Gordon Collins came from Peterborough in January, 1969, and edited the Skegness Standard for 16 years.

This period saw the change of publication date from Wednesday to Friday in 1977 and the change from broadsheet to tabloid in 1981.

The first change upset a lot of readers.

By now the Standard was situated at the corner of Algitha Road and Lumley Avenue — now Barclays Brokers — with an editor’s flat above.

There were two reporters and the typewritten copy was sent by rail to the printing works at Boston.

The advertising department occupied a separate room and it was here a teleprinter was installed as our first piece of technology alongside a somewhat erratic photo-copier.

A free paper was introduced in conjunction with the paid-for Standard, for which editorial and advertising staffs had to find fresh material.

The first was the Gazette. Later, in its place, came the Extra. More recently we had the Adscene.

Nowadays, of course, we have The Citizen - arguably the brightest of a pretty bright bunch of products.

The Standard’s circulation was extended to the villages around Skegness in the early 1980s, and the Skegness office also became responsible for the Spilsby edition.

Later Gordon Collins left to look aftrer the Mablethorpe and Alford editions which were being added to the series.

Nigel West, a former reporter, who had become a freelance journalist, took over at Skegness.

He handed the series editorship over to John Cowpe after two years.

Still the editor 16 years later, John Cowpe, started his journalistic career with the Standard. He moved into public relations at the county council, and then became Anglian Water’s Information Officer before returning to the Standard.

The Algitha Road offices expanded into the flat above.

Then, to find yet more space, the paper moved to three floors above a stationery shop owned by LSG — first Belton, then Stonebow Cards — in Lumley Road.

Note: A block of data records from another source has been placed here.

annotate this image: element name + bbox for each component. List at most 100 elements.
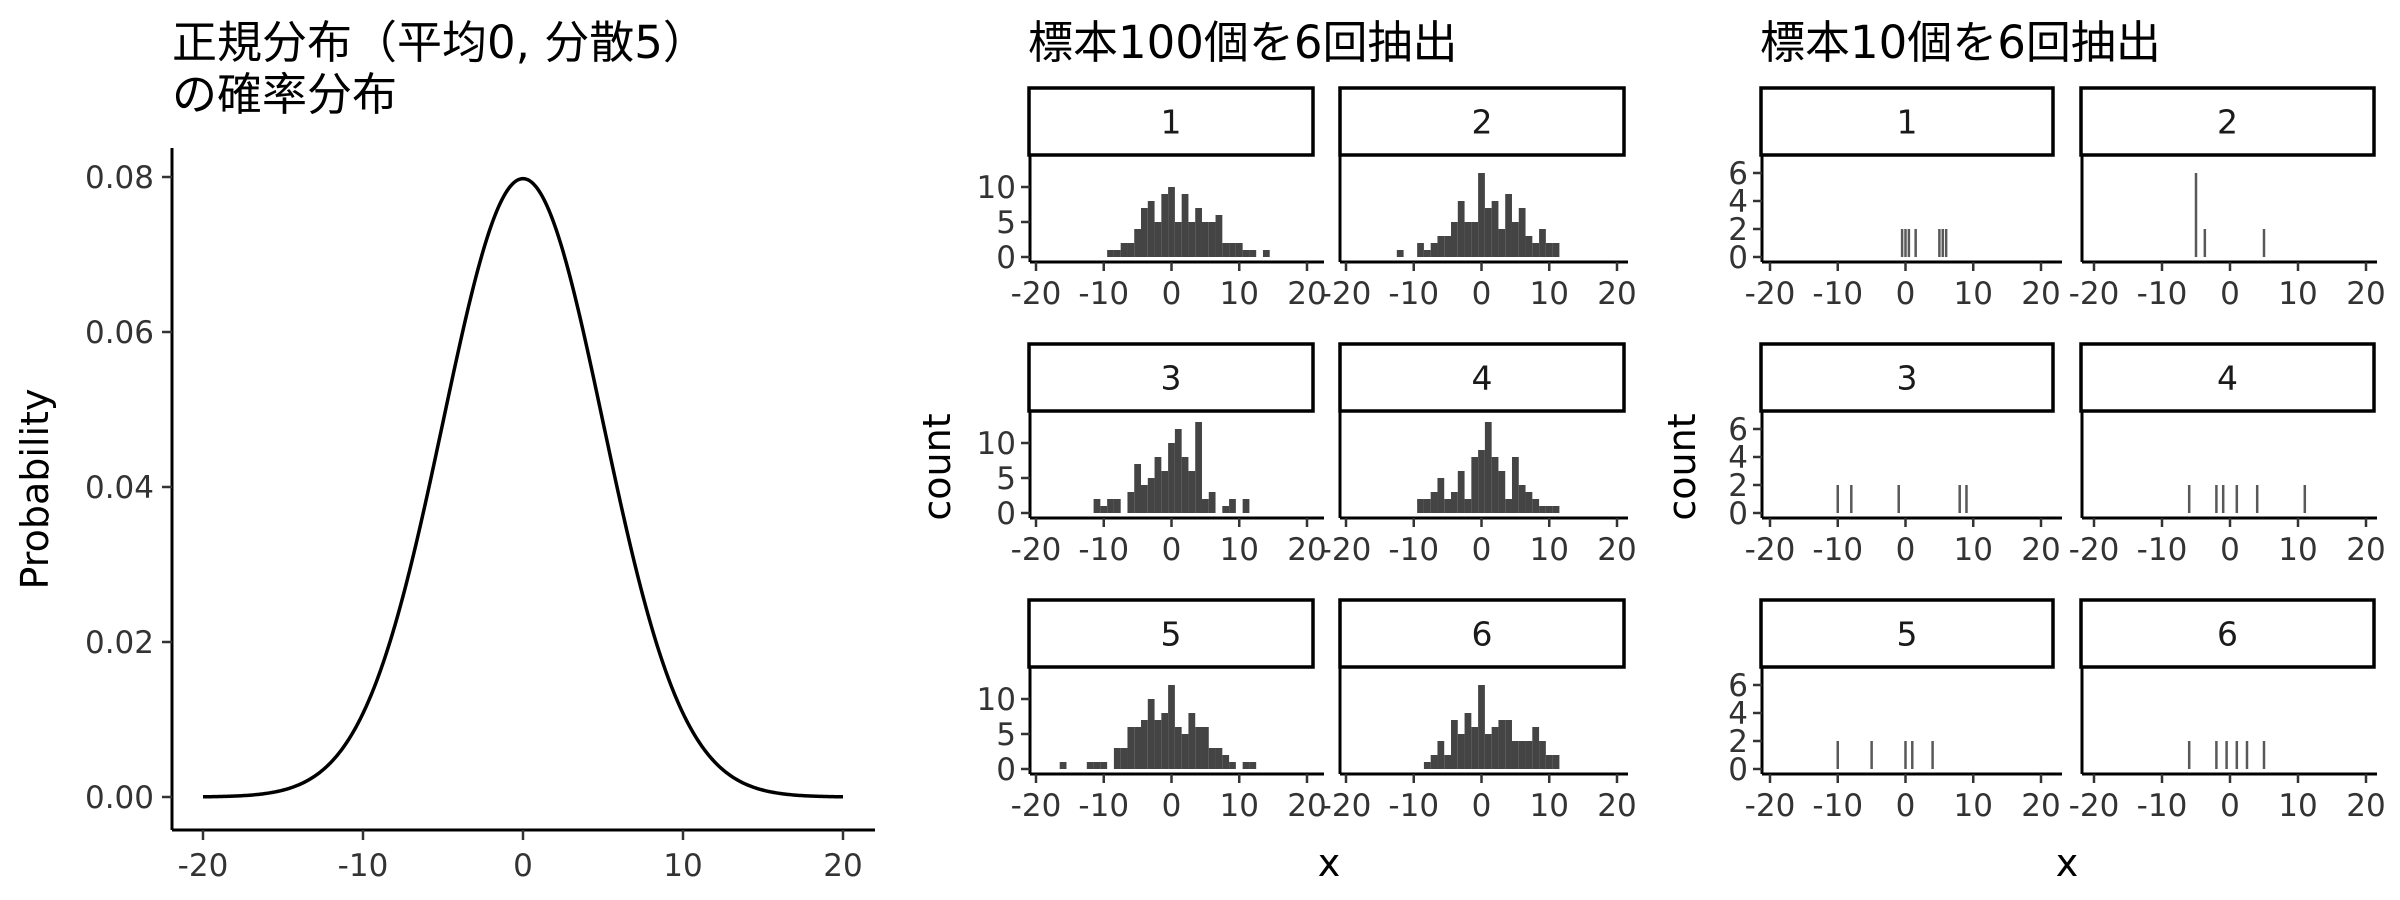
histogram-bar (1900, 229, 1904, 257)
x-tick-label: 20 (1597, 276, 1636, 312)
y-tick-label: 10 (977, 170, 1016, 206)
y-tick-label: 0.00 (85, 780, 154, 816)
histogram-bar (1174, 429, 1182, 513)
x-tick-label: 10 (1220, 788, 1259, 824)
histogram-bar (1471, 727, 1479, 769)
facet-strip (2079, 598, 2376, 669)
histogram-bar (1907, 229, 1911, 257)
x-tick-label: 0 (513, 848, 533, 884)
histogram-bar (1093, 499, 1101, 513)
facet-strip-label: 6 (1472, 615, 1493, 654)
histogram-bar (1471, 457, 1479, 513)
histogram-bar (1127, 243, 1135, 257)
histogram-bar (1545, 506, 1553, 513)
histogram-bar (1444, 236, 1452, 257)
chart-title: 標本10個を6回抽出 (1760, 16, 2161, 69)
x-axis-title: x (2056, 841, 2079, 885)
histogram-bar (1437, 478, 1445, 513)
histogram-bar (1168, 187, 1175, 257)
histogram-bar (1229, 762, 1236, 769)
histogram-bar (1195, 422, 1202, 513)
facet-strip (1338, 598, 1626, 669)
histogram-bar (1154, 720, 1162, 769)
facet-4: 4 -20 -10 0 10 20 (2069, 342, 2386, 568)
chart-title: 標本100個を6回抽出 (1028, 16, 1458, 69)
y-tick-label: 6 (1728, 156, 1748, 192)
histogram-bar (1478, 173, 1485, 257)
histogram-bar (1430, 492, 1438, 513)
histogram-bar (1532, 243, 1540, 257)
x-tick-label: -10 (1078, 276, 1129, 312)
facet-6: 6 -20 -10 0 10 20 (2069, 598, 2386, 824)
x-tick-label: 10 (1954, 532, 1993, 568)
x-tick-label: 20 (1597, 532, 1636, 568)
facet-strip (1338, 86, 1626, 157)
histogram-bar (1938, 229, 1941, 257)
histogram-bar (2203, 229, 2207, 257)
histogram-bar (1491, 727, 1499, 769)
histogram-bar (1545, 243, 1553, 257)
histogram-bar (1457, 471, 1465, 513)
histogram-bar (2262, 229, 2266, 257)
x-tick-label: 0 (1472, 788, 1492, 824)
x-tick-label: -10 (1078, 532, 1129, 568)
histogram-bar (1965, 485, 1968, 513)
y-tick-label: 2 (1728, 468, 1748, 504)
histogram-bar (1931, 741, 1934, 769)
histogram-bar (1552, 243, 1560, 257)
histogram-bar (1208, 492, 1216, 513)
histogram-bar (1518, 741, 1526, 769)
x-tick-label: -20 (1011, 532, 1062, 568)
histogram-bar (1242, 250, 1250, 257)
histogram-bar (1161, 194, 1169, 257)
x-tick-label: -20 (1011, 276, 1062, 312)
histogram-bar (1430, 243, 1438, 257)
histogram-bar (1430, 755, 1438, 769)
density-line (202, 176, 844, 799)
facet-2: 2 -20 -10 0 10 20 (1321, 86, 1637, 312)
histogram-bar (2262, 741, 2266, 769)
histogram-bar (1107, 250, 1114, 257)
histogram-bar (1222, 755, 1230, 769)
histogram-bar (2194, 173, 2198, 257)
histogram-bar (1229, 243, 1236, 257)
y-tick-label: 0.08 (85, 160, 154, 196)
y-tick-label: 6 (1728, 668, 1748, 704)
histogram-bar (2187, 741, 2191, 769)
x-tick-label: -20 (2069, 532, 2120, 568)
x-tick-label: 20 (2021, 532, 2060, 568)
histogram-bar (1552, 755, 1560, 769)
histogram-bar (1107, 499, 1114, 513)
histogram-bar (1201, 727, 1209, 769)
histogram-bar (1836, 485, 1839, 513)
x-tick-label: 20 (2021, 788, 2060, 824)
histogram-bar (2245, 741, 2249, 769)
histogram-bar (1484, 734, 1492, 769)
histogram-bar (1242, 499, 1250, 513)
histogram-bar (1113, 748, 1121, 769)
x-tick-label: 10 (1954, 788, 1993, 824)
histogram-bar (1525, 236, 1533, 257)
histogram-bar (2225, 741, 2228, 769)
x-tick-label: -10 (1812, 788, 1863, 824)
x-tick-label: 10 (1530, 788, 1569, 824)
histogram-bar (1836, 741, 1839, 769)
facet-strip-label: 2 (1472, 103, 1493, 142)
histogram-bar (1941, 229, 1945, 257)
y-tick-label: 0.02 (85, 625, 154, 661)
histogram-bar (2187, 485, 2191, 513)
histogram-bar (1944, 229, 1948, 257)
y-tick-label: 0 (1728, 496, 1748, 532)
histogram-bar (1423, 250, 1431, 257)
histogram-bar (1059, 762, 1067, 769)
facet-strip (2079, 342, 2376, 413)
histogram-bar (1437, 236, 1445, 257)
x-tick-label: 20 (1287, 532, 1326, 568)
histogram-bar (1134, 464, 1142, 513)
histogram-bar (1215, 748, 1223, 769)
histogram-bar (1127, 727, 1135, 769)
histogram-bar (1222, 506, 1230, 513)
histogram-bar (1491, 457, 1499, 513)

Computers were installed and news copy sent direct over a phone link to the production centre at Lincoln.

Adscene plc, based at Canterbury, took over Lincolnshire Standard Group Newspapers in the late 1980s, making us part of a country-wide chain.

When the paper moved to the new Hildreds shopping centre, we had a sophisticated computer system inter-linked with the production centre – then back at Boston – and all the other branch offices throughout the county.

When Adscene sold the Lincolnshire Standard Group, the Skegness Standard was briefly owned by Denitz and then by South News.

In June 2000 it was bought by the present owners, Johnston Press – currently fourth largest regional newspaper group in the country – and rapidly expanding.

Johnstons also bought the rival Lincolnshire Independent Newspapers, which owned the Skegness News.

They merged the two titles, striving to preserve the strengths of both. They also moved the publication day back to Wednesday!

The paper now uses all the latest tedchnology, including the internet. One of the latest exciting developments has been the setting up of its own website, www.skegnesstoday.co.uk

The Standard has always been an integral part of the community, promoting causes, providing a platform for widely differing views and, above all, offering an unrivalled information service in news and adverts for residents and visitors alike.